Improving AI-Enabled Medical Devices with Data Consortiums and Encryption Technology
By: Gabrielle Hirneise
July 14, 2021
Categories: AAMI News, Medical Device Manufacturers
Artificial intelligence (AI) offers a promising means by which to overcome the physician shortage and increase diagnostic and prognostic success in the healthcare industry. With research and healthcare institutions sitting on troves of data, how might the technology be used to its fullest extent? The success of the algorithms in AI-enabled medical devices is based on a variety of factors.
The efficacy of an AI algorithm’s accuracy is based on the quantity and quality of the training data available. In the clinical sense, AI software is trained with preexisting patient data. However, due to privacy regulations, patient data are not easily transferable, meaning that most healthcare institutions are limited to the data they have on hand (i.e., “first-party data”). As a result, AI software applications likely will be catered to a specific population and may not be successful in diagnosing or evaluating individuals with different physiological characteristics.
“As we look at generally how AI is being done, there are significant issues in healthcare as it relates to AI algorithm development, one being that people are using mostly first-party data, even large healthcare institutions,” said Riddhiman Das, cofounder and CEO of TripleBlind.
In referencing a specific partnership with a large healthcare institution that has accumulated more than 136 years of patient data, Das said “those algorithms are really accurate on the populations they see, which means an older, whiter, sicker, and wealthier population than the average population. When I tried it—and I am not the profile of the patients that have historically gone to these institutions—it was not very accurate on me because I have different genetics and biological features that were not represented in that training set. For an AI algorithm to be optimally accurate and precise and be able to generalize to real-world data, first-party data are just insufficient.”
Das witnessed this inherent bias firsthand when developing his first company, which utilized AI software and front-facing phone cameras to identify the unique blood vessel patterns in the whites of humans’ eyes. These blood vessel patterns serve as a thumbprint-like form of identification.

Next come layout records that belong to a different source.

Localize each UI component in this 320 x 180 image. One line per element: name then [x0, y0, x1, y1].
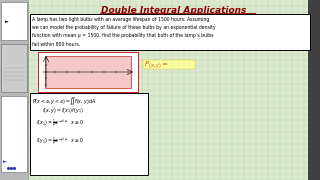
- Bar: [143, 60, 195, 69]
- Text: fail within 800 hours.: fail within 800 hours.: [32, 42, 80, 47]
- Text: $f(x,y) = f(x_1)f(y_1)$: $f(x,y) = f(x_1)f(y_1)$: [42, 106, 84, 115]
- Bar: [30, 93, 148, 175]
- Bar: [38, 52, 138, 92]
- Text: $f(y_1) = \frac{1}{\mu} e^{-y/\mu} \quad x \geq 0$: $f(y_1) = \frac{1}{\mu} e^{-y/\mu} \quad…: [36, 136, 84, 148]
- Text: Double Integral Applications: Double Integral Applications: [101, 6, 247, 15]
- Text: $P(x < a, y < a) = \iint\! f(x,y)\,dA$: $P(x < a, y < a) = \iint\! f(x,y)\,dA$: [32, 96, 97, 107]
- Bar: [1, 44, 27, 92]
- Text: function with mean μ = 1500, find the probability that both of the lamp’s bulbs: function with mean μ = 1500, find the pr…: [32, 33, 213, 38]
- Bar: [1, 2, 27, 40]
- Bar: [30, 14, 310, 50]
- Text: A lamp has two light bulbs with an average lifespan of 1500 hours. Assuming: A lamp has two light bulbs with an avera…: [32, 17, 209, 22]
- Text: ►: ►: [3, 159, 7, 165]
- Text: $f(x_1) = \frac{1}{\mu} e^{-x/\mu} \quad x \geq 0$: $f(x_1) = \frac{1}{\mu} e^{-x/\mu} \quad…: [36, 118, 84, 130]
- Bar: [0, 0, 28, 180]
- Text: ►: ►: [5, 19, 9, 24]
- Text: we can model the probability of failure of these bulbs by an exponential density: we can model the probability of failure …: [32, 25, 216, 30]
- Bar: [308, 0, 320, 180]
- Bar: [45, 56, 131, 88]
- Text: $P_{(x,y)} =$: $P_{(x,y)} =$: [144, 60, 169, 70]
- Bar: [1, 96, 27, 172]
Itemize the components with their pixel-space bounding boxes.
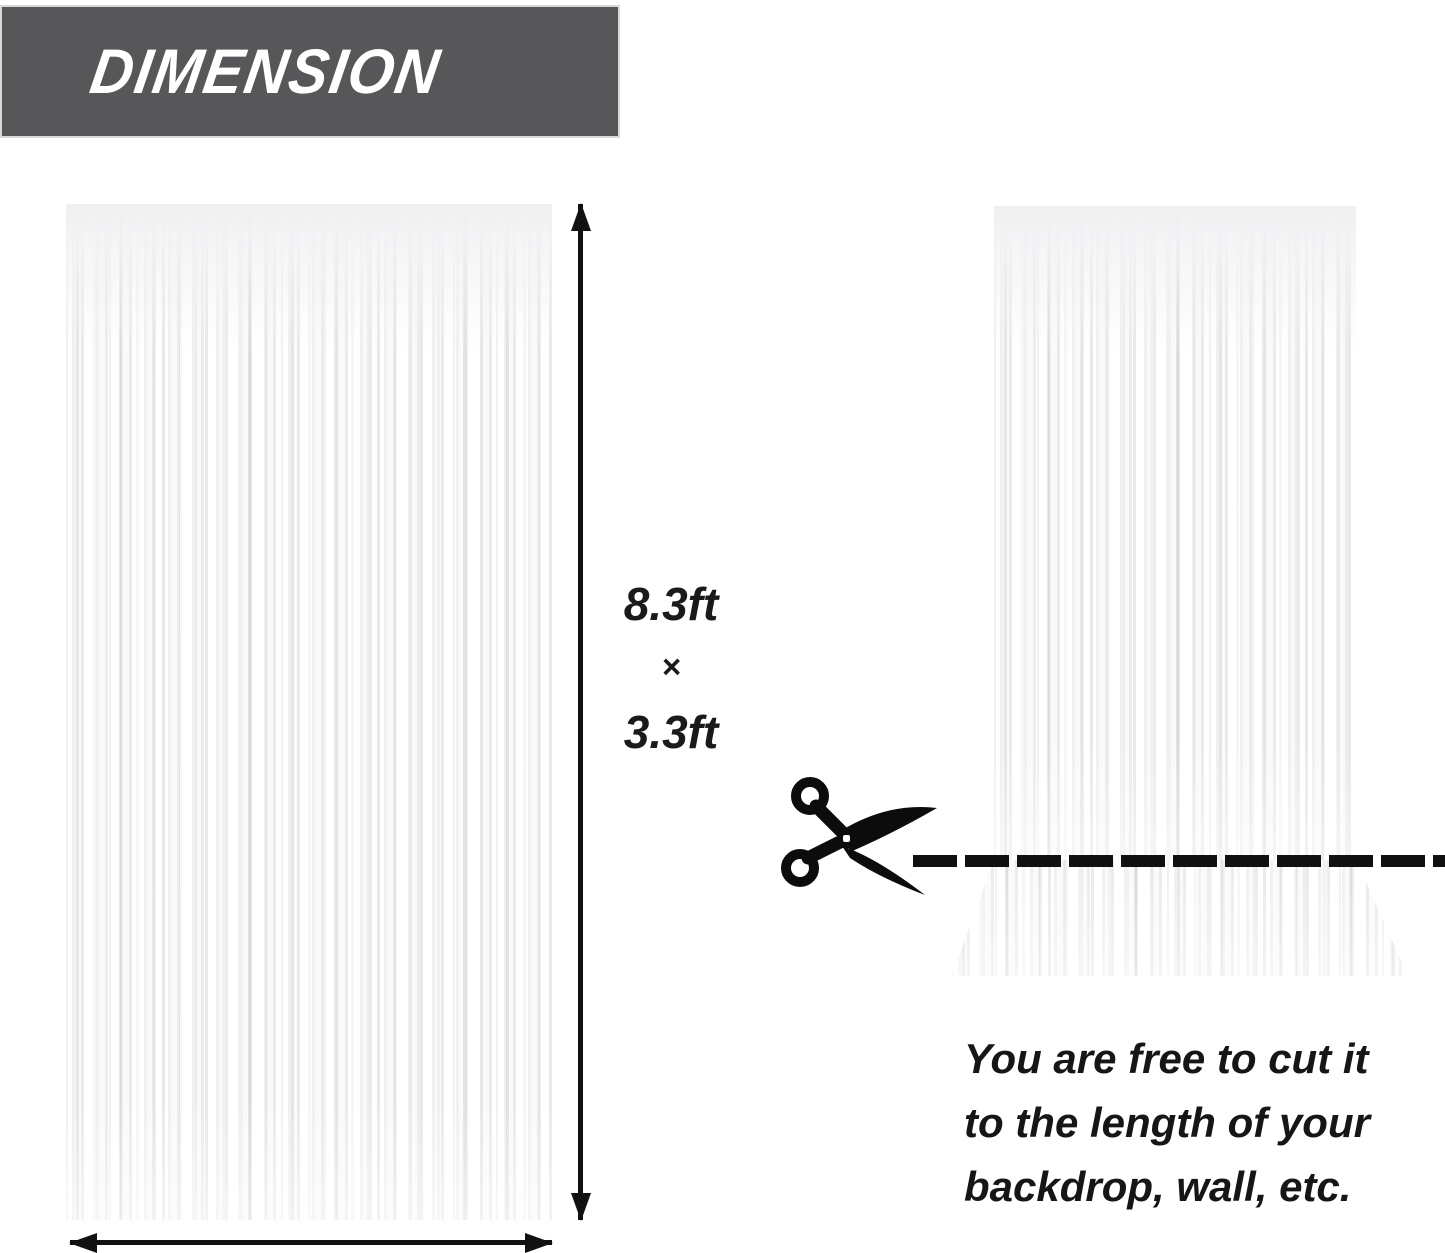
curtain-full-view	[66, 204, 552, 1220]
scissors-icon	[774, 774, 940, 902]
width-double-arrow-icon	[69, 1232, 553, 1253]
curtain-cut-skirt	[952, 860, 1408, 976]
multiply-sign: ×	[661, 648, 681, 685]
arrowhead-right-icon	[525, 1232, 553, 1253]
height-double-arrow-icon	[570, 203, 591, 1221]
curtain-cut-view	[994, 206, 1356, 862]
arrowhead-left-icon	[69, 1232, 97, 1253]
arrowhead-down-icon	[570, 1193, 591, 1221]
dashed-cut-line-icon	[913, 855, 1445, 867]
dimension-banner: DIMENSION	[0, 5, 620, 138]
arrowhead-up-icon	[570, 203, 591, 231]
cut-note-line-2: to the length of your	[964, 1099, 1370, 1146]
height-arrow-shaft	[578, 204, 583, 1220]
scissors-svg	[781, 777, 937, 895]
cut-note-line-3: backdrop, wall, etc.	[964, 1163, 1352, 1210]
height-value-label: 8.3ft	[623, 578, 719, 630]
dimension-banner-label: DIMENSION	[85, 36, 446, 107]
width-value-label: 3.3ft	[623, 706, 719, 758]
cut-note-text: You are free to cut it to the length of …	[964, 1027, 1414, 1219]
width-arrow-shaft	[70, 1240, 552, 1245]
cut-note-line-1: You are free to cut it	[964, 1035, 1369, 1082]
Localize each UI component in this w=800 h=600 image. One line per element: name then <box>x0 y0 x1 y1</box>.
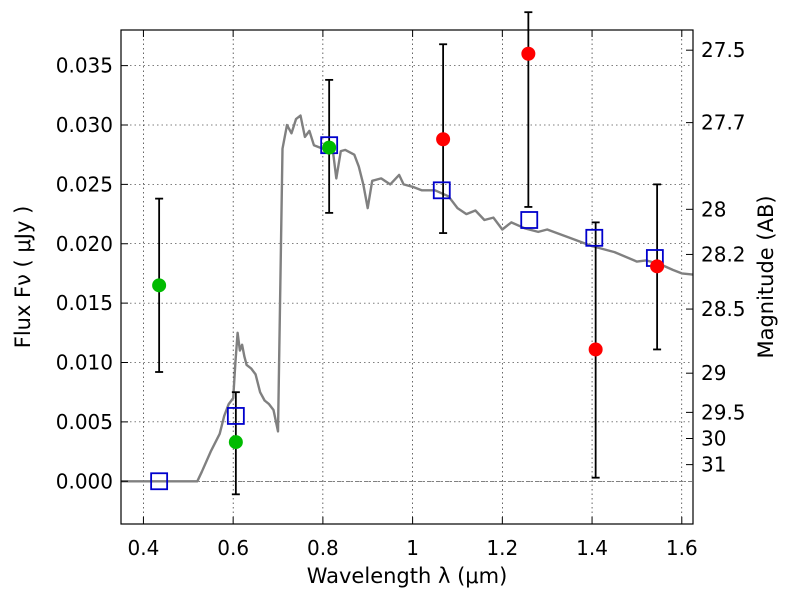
axis-ticks: 0.4 0.6 0.8 1 1.2 1.4 1.6 0.000 0.005 0.010 0.015 0… <box>56 30 746 560</box>
x-tick-label: 1.4 <box>576 536 608 560</box>
y-tick-label: 0.010 <box>56 351 113 375</box>
y2-tick-label: 28 <box>701 197 726 221</box>
x-tick-label: 1.2 <box>486 536 518 560</box>
grid-lines <box>121 30 693 524</box>
observed-data-point <box>588 342 603 357</box>
observed-data-point <box>322 140 337 155</box>
x-axis-label: Wavelength λ (μm) <box>307 564 508 588</box>
y-tick-label: 0.000 <box>56 469 113 493</box>
y2-tick-label: 31 <box>701 453 726 477</box>
observed-data-point <box>152 278 167 293</box>
model-spectrum <box>121 114 694 483</box>
observed-data-point <box>650 259 665 274</box>
x-tick-label: 0.4 <box>128 536 160 560</box>
x-tick-label: 0.8 <box>307 536 339 560</box>
y-axis-label: Flux Fν ( μJy ) <box>11 206 35 349</box>
model-spectrum-line <box>121 114 694 483</box>
model-photometry-point <box>585 228 604 247</box>
y-tick-label: 0.020 <box>56 232 113 256</box>
model-photometry-point <box>432 181 451 200</box>
model-photometry-point <box>150 472 169 491</box>
observed-data-point <box>436 132 451 147</box>
y2-tick-label: 29.5 <box>701 400 746 424</box>
data-markers <box>150 46 665 491</box>
observed-data-point <box>228 435 243 450</box>
y2-tick-label: 27.5 <box>701 38 746 62</box>
y-tick-label: 0.005 <box>56 410 113 434</box>
x-tick-label: 1 <box>406 536 419 560</box>
x-tick-label: 1.6 <box>666 536 698 560</box>
y-tick-label: 0.035 <box>56 54 113 78</box>
model-photometry-point <box>226 407 245 425</box>
plot-frame <box>120 29 694 525</box>
y-tick-label: 0.015 <box>56 291 113 315</box>
y-tick-label: 0.030 <box>56 113 113 137</box>
model-photometry-point <box>520 211 539 229</box>
y-tick-label: 0.025 <box>56 172 113 196</box>
y2-tick-label: 29 <box>701 361 726 385</box>
y2-tick-label: 27.7 <box>701 111 746 135</box>
y2-axis-label: Magnitude (AB) <box>754 195 778 358</box>
y2-tick-label: 28.2 <box>701 242 746 266</box>
x-tick-label: 0.6 <box>217 536 249 560</box>
y2-tick-label: 28.5 <box>701 297 746 321</box>
y2-tick-label: 30 <box>701 427 726 451</box>
observed-data-point <box>521 46 536 61</box>
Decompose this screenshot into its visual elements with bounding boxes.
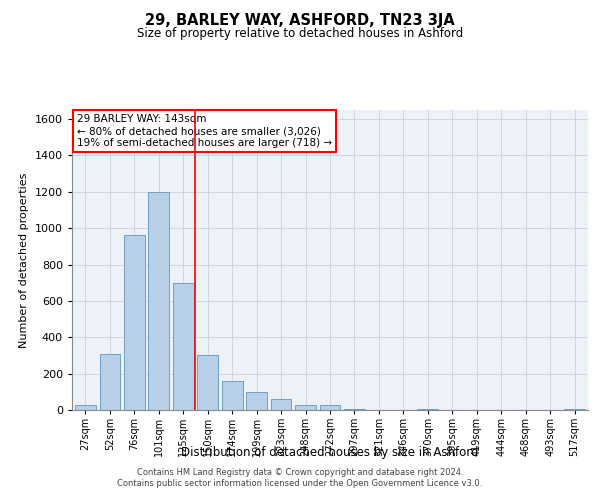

However, because these blood vessel patterns differ for different populations, Das had to devise a way to acquire a more diverse training dataset, while also abiding by the stringent privacy regulations of other countries.
“We actually ended up having to ship engineers to those countries literally with a laptop, so that they could work in those countries under strict confidentiality and privacy regimes,” Das said.
This challenge brought about the idea for TripleBlind, which uses novel encryption technology to enable the sharing of third-party data for training AI algorithms in the world of healthcare and finance.
“TripleBlind enables access to third-party data while still enforcing privacy in a way that the data cannot be abused,” Das said. “The way we do this is basically encrypting the data so that only the authorized operation may be performed on them, and by virtue of the encryption, the data are deidentified.”
Because the data cannot be reverse engineered to determine private patient information, the encryption technology “renders the data outside the scope of GDPR or outside the scope of HIPAA.”
However, encrypting the data alone does not suffice.
“You have invested a lot of money and resources and time and effort into building this algorithm. If I license it to you, you will look under the hood and see how it’s built,” Das added.
As a result, TripleBlind technology encrypts the AI algorithm itself, in addition to encrypting data used to train it. Built into TripleBlind encryption technology is the blind data utilization toolbox, which allows for the use of third-party data without ever touching it.
“And the nuance there is: neither does TripleBlind. We are not a custodian of data—we are just providing you with the tools to be able to source data, license algorithms, and build new AI algorithms,” Das said.
“You are using data while being blind to it (you know the size, shape, and distribution of the data but are not able to see it), and on the other side, TripleBlind is not able to see it. Lastly, we are also keeping the algorithm safe, so that it can be licensed without any fear of leaking data or IP,” Das added.
With this new capability for sharing, there is potential for consortiums of open-source data, which would allow any healthcare organization around the world to use a vast, diverse set of data to train its algorithms.
“We provide the infrastructure for healthcare organizations to be able to work with any number of health algorithm developers without ever compromising the privacy of their patients,” Das said.
Typically, this would be a costly process that would degrade the value of the training data.
“Source institutions have to first anonymize the data, then have an expert certify that it was anonymized, and then set up data-sharing agreements and business associate agreements,” Das said. “Anonymization is about removing your age, sex, and other clinically relevant variables, and if there is anything like genetic data or electrocardiograms or biomarkers, it’s impossible to deidentify because if I anonymize my genetics, I am no longer me.”
Fortunately, TripleBlind can deidentify data without compromising the integrity or accuracy of those data.
“The big potential in AI is to be able to take the knowledge and wisdom of the expert and world’s best doctors and democratize and have that be accessible all over the world,” Das said. “Our mission for the next five years is to enable data liquidity for the development of novel AI algorithms in healthcare.”